Area (2025) Closed Sales Change vs 2024 Median Price 2025 Months’ Supply (Approx.) Notes
Little River -24.3% ~$317,990 ~5.2 Quieter pace, solid new-build share
Pawleys / Litchfield -5.5% ~$513,745 ~4.2 Premium coastal, high showings/listing
Myrtle Beach (Overall) -3.3% (area overview) ~$260,000 ~8.4 Busier central resort market; higher condo share

Across the entire Coastal Carolinas region, CCAR reports that:

  • Single‑family median price in 2025 was about $365,000, up 1.4% from 2024.​

  • Condo median price came in near $238,825, down 3.7%, reflecting a re‑balancing after years of sharp increases.​

  • Pending sales for all properties (rolling 12 months to January 2026) were up 1.5%, while overall median price slipped 0.9% to $327,000, signaling a market that’s stabilizing rather than surging.​

  • January 2026 inventory stood at roughly 6,658 properties across all types, up 3.1% year over year, with 5.0 months of supply when you blend single‑family and condos together.​

Those region‑wide figures, combined with the area‑level stats for Little River and Pawleys/Litchfield, support the idea that these pockets give buyers a chance to enjoy modern new construction in settings where showings, closings, and traffic move at a more relaxed pace than the busiest stretches of the Grand Strand.

Carolina Crafted Homes stays current on Myrtle Beach market trends and can answer questions about quieter new‑construction spots along the Grand Strand. Reach out anytime for guidance—no pressure, just straightforward expertise. https://www.carolinacraftedhomes.com/contact-us

 

FAQs

Is Little River really less busy than central Myrtle Beach?
Yes. CCAR’s 2025 annual report shows Little River’s closed sales down about 24.3% from 2024, while the broader single‑family market’s sales increased 3.6%, indicating a slower, less intense transaction pace.
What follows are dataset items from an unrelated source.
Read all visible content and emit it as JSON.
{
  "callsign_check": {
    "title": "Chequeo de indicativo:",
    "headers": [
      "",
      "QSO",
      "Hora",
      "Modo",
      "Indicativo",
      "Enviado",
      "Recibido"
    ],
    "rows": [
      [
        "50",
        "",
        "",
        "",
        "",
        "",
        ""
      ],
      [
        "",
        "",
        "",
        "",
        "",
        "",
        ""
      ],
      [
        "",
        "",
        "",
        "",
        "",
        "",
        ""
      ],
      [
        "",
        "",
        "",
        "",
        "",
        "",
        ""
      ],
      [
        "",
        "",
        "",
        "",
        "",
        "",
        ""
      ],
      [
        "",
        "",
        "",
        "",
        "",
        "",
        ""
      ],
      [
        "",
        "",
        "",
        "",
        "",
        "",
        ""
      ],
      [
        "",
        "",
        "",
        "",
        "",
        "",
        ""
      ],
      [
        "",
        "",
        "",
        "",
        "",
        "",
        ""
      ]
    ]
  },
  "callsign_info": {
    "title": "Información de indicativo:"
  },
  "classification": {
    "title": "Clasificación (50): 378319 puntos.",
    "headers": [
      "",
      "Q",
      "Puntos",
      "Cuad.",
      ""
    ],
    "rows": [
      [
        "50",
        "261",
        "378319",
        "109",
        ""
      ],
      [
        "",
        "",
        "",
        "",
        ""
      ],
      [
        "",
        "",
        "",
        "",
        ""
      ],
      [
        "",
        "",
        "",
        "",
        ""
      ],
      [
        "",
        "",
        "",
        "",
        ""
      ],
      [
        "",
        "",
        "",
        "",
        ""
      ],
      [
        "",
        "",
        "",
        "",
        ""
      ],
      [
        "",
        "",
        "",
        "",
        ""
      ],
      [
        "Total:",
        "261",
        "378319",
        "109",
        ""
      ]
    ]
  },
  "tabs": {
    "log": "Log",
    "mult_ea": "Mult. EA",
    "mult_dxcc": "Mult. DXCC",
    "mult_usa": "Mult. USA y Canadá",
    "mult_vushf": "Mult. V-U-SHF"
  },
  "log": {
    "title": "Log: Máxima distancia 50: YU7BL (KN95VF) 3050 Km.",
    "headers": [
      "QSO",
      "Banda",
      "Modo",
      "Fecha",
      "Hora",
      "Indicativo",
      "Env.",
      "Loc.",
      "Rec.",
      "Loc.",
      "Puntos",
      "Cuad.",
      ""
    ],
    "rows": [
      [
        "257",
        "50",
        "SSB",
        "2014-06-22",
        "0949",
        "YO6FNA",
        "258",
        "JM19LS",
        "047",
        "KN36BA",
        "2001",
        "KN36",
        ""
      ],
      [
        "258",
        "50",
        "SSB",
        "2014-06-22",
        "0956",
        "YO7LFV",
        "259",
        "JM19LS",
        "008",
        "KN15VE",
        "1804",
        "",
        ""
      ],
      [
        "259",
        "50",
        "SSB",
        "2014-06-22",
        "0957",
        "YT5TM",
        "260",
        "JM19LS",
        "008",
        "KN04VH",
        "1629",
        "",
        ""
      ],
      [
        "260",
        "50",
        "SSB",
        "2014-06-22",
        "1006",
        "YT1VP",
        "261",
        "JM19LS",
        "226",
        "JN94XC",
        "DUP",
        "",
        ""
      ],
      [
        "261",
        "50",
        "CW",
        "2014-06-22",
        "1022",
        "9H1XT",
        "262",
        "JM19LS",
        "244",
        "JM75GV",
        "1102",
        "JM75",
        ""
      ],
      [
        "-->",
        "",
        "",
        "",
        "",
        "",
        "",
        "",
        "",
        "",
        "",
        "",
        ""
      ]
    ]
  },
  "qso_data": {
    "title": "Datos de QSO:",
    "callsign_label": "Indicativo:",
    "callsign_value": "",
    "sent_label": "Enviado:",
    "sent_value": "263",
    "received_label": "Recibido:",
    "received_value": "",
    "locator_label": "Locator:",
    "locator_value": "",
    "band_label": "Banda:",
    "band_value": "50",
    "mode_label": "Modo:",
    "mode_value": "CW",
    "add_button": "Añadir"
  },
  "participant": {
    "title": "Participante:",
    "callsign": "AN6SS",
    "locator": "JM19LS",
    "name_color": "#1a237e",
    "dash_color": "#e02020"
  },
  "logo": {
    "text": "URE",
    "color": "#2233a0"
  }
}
January 2026 showings data also shows Little River with strong but not overwhelming activity compared with Myrtle Beach.

How do prices in Litchfield compare to the rest of the Grand Strand?
Pawleys Island/Litchfield posted a 2025 median price around $513,745, compared with an overall Grand Strand‑wide median near $328,000 and Horry County around $310,000. That confirms Litchfield as a premium coastal segment of the market.​

What does current inventory mean for buyers in these areas?
Little River ended 2025 with roughly 5.2 months of inventory and Pawleys/Litchfield about 4.2 months, close to the “balanced market” range CCAR highlights in its supply overviews. That level of supply typically gives buyers room to compare floor plans and negotiate without the bid‑over‑ask pressure seen in ultra‑tight markets.

How active are new‑construction homes overall along the Grand Strand?
For the full market, CCAR’s 2025 annual report noted that about 36.1% of closed sales involved new construction, with Horry County slightly lower, reflecting a significant share of new‑build inventory in the mix. In quieter areas like Little River, new construction remains an important part of the available housing stock even as overall sales volume moderated in 2025.​

Are prices still rising going into 2026?
Regionally, the overall median price dipped 0.9% to $327,000 in the 12 months ending January 2026, even as single‑family values for the same period showed modest growth and condo prices eased back more sharply. CCAR commentary frames 2026 as a year of stabilization, with improved affordability from lower mortgage rates compared with the peak of 2023–2024.